Il dettato normativo (art. 2) si limita ad affermare che devono essere utilizzati documenti per operazioni in tutto o in parte inesistenti, per cui, potendosi attestare la inesistenza con la creazione ex novo di un documento falso, come avvenuto nella fattispecie, o, del pari, utilizzando un documento ideologicamente falso, emesso da altri a favore dell’utilizzatore, in entrambi i casi va riconosciuta la concretizzazione della violazione de qua.

Quindi la falsità necessaria per il perfezionamento della fattispecie, sanzionata dall’art. 2, consistente nelle diverse ipotesi di inesistenza, contemplata dalle disposizioni definitorie del decreto di riforma dei reati tributario, può essere sia ideologica che materiale (Cass. 10/3/2011, n. 9673; Cass. 12/10/2011, n. 36844).

La fattispecie di cui all’art. 3, d.Lvo 74/2000 è residuale rispetto a quella di cui all’art. 2 ed è configurabile soltanto nei confronti di particolari categorie di contribuenti, oltre ad essere subordinata al superamento di specifiche soglie di punibilità, correlate alla imposta evasa ed agli elementi attivi sottratti alla imposizione.

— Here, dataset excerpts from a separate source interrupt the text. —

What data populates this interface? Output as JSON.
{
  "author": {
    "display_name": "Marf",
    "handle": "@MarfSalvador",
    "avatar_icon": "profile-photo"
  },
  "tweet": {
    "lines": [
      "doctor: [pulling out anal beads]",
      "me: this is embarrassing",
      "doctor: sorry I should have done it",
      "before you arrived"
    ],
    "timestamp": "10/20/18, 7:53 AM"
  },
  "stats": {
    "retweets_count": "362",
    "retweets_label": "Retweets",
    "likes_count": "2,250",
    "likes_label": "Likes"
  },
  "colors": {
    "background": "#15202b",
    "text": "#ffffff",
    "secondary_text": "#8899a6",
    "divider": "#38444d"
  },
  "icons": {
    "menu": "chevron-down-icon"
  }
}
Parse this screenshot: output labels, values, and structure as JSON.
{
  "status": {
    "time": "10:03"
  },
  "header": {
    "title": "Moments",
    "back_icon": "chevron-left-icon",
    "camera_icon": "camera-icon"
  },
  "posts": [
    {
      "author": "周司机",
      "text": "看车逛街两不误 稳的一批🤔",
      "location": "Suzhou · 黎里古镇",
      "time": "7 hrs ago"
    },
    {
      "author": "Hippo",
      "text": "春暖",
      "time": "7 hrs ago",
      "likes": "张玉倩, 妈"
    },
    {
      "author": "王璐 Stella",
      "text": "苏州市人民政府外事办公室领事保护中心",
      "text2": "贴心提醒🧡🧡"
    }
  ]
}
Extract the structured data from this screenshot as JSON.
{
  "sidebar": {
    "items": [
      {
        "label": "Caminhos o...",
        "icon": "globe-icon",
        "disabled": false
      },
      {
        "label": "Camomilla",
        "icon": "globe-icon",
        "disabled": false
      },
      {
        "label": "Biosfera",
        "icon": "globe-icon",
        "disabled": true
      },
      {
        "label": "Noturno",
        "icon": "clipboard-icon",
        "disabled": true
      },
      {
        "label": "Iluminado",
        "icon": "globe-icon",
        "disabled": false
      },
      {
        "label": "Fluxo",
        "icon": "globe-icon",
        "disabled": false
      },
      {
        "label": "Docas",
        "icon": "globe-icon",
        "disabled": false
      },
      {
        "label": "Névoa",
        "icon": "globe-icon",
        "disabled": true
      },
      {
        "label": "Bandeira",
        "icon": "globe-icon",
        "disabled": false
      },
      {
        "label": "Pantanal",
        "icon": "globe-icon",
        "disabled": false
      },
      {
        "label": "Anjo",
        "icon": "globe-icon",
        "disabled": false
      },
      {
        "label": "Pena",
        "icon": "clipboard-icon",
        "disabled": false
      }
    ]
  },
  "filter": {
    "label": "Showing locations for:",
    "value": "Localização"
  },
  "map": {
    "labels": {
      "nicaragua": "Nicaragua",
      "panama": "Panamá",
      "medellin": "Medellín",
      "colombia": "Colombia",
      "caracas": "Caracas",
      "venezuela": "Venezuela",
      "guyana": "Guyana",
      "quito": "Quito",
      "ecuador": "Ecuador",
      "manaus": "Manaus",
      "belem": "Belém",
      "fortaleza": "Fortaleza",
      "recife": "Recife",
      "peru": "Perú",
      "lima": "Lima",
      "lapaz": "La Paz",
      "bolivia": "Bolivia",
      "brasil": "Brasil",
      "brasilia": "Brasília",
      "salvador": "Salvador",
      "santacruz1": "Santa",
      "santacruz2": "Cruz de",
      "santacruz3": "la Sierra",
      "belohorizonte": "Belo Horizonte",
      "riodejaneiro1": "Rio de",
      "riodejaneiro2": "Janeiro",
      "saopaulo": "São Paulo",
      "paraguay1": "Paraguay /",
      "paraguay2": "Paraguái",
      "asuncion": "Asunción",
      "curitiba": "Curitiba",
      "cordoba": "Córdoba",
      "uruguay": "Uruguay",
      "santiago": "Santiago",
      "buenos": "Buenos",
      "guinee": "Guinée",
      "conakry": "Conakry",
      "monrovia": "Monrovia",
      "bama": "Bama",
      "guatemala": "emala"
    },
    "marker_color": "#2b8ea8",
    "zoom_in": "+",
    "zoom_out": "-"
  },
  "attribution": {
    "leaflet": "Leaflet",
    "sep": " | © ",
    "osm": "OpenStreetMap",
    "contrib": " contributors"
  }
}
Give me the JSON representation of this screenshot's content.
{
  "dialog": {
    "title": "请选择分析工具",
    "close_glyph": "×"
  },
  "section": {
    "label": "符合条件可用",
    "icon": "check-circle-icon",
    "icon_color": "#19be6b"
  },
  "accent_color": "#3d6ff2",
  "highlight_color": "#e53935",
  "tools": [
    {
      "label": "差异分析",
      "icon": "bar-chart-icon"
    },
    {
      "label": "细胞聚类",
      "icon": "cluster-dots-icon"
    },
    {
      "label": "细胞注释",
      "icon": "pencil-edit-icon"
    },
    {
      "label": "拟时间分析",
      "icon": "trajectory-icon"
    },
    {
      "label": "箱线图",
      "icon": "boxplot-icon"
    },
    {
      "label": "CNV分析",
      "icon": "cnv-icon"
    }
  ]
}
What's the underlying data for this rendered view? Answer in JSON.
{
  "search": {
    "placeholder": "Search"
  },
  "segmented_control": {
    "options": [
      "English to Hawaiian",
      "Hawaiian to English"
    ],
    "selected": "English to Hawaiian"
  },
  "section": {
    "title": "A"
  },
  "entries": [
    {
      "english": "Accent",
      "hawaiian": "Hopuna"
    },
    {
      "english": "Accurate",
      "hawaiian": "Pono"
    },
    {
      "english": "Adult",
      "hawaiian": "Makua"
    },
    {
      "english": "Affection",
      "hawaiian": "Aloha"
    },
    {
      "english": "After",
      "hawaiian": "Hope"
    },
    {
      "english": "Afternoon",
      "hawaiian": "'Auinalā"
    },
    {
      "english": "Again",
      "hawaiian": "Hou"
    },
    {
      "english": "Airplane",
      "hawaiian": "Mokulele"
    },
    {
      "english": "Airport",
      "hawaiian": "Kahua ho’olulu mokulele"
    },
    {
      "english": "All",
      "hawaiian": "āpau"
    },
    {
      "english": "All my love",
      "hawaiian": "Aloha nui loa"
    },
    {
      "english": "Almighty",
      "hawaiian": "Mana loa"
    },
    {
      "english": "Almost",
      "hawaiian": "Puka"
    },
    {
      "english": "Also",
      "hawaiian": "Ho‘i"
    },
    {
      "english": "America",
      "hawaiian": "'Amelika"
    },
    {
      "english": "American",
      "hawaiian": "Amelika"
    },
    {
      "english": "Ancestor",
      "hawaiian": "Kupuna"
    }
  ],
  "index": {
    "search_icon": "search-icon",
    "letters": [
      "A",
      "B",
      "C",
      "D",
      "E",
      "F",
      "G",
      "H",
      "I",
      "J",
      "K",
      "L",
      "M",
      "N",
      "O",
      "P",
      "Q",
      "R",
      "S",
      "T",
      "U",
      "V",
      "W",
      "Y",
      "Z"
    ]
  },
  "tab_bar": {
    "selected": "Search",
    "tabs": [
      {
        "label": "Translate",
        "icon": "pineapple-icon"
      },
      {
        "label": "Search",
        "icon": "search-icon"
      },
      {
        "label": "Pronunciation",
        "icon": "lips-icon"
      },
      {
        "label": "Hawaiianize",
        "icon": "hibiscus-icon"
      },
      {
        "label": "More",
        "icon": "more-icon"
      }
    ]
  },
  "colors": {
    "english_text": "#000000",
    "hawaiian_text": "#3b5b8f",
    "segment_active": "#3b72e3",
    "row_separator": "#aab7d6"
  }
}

Ancora più residuale, di poi, si presenta la fattispecie di dichiarazione infedele, ex art. 4, d.Lvo 74/2000, in quanto punisce , fuori dei casi previsti dagli artt. 2 e 3, chiunque si limiti ad indicare in una delle dichiarazioni annuali ai fini delle imposte sui redditi o I.v.a. elementi attivi per un ammontare inferiore a quello effettivo o elementi passivi fittizi.

In dipendenza delle considerazioni svolte questo Collegio ritiene di potere affermare, aderendo al principio dettato nelle richiamate pronunce, rese da questa Corte, che il delitto di dichiarazione fraudolenta, mediante l’uso di fatture fittizie, non presuppone che il documento utilizzato debba necessariamente essere emesso da terzi compiacenti, ben potendo essere creato ex novo dall’utilizzatore stesso, facendo apparire la provenienza da terzi, in quanto la ragione della norma sta nel fatto di punire colui che artificiosamente si precostituisce dei costi sostenuti, al fine di abbattere l’imponibile, e non presuppone il concorso del terzo.

Appare, quindi, evidente la sussistenza del fumus del reato astrattamente ipotizzato.

Privo di agganci fattuali, come rilevato in ricorso, si rivela altresì, quanto ritenuto in ordine al sequestro per equivalente applicato al M.V. che, ad avviso del Tribunale, avrebbe dovuto essere limitato ad una somma pari al 19% di euro 106.000,00, atteso che all’indagato sono stati sequestrati euro 7.900,00.

In dipendenza di quanto osservato questo Collegio ritiene di dovere annullare la ordinanza impugnata, affinché il giudice ad quem, in osservanza ai principi ut supra esplicitati, proceda a nuovo esame.

 

P.Q.M.

 

Annulla la ordinanza impugnata e rinvia al Tribunale di Napoli.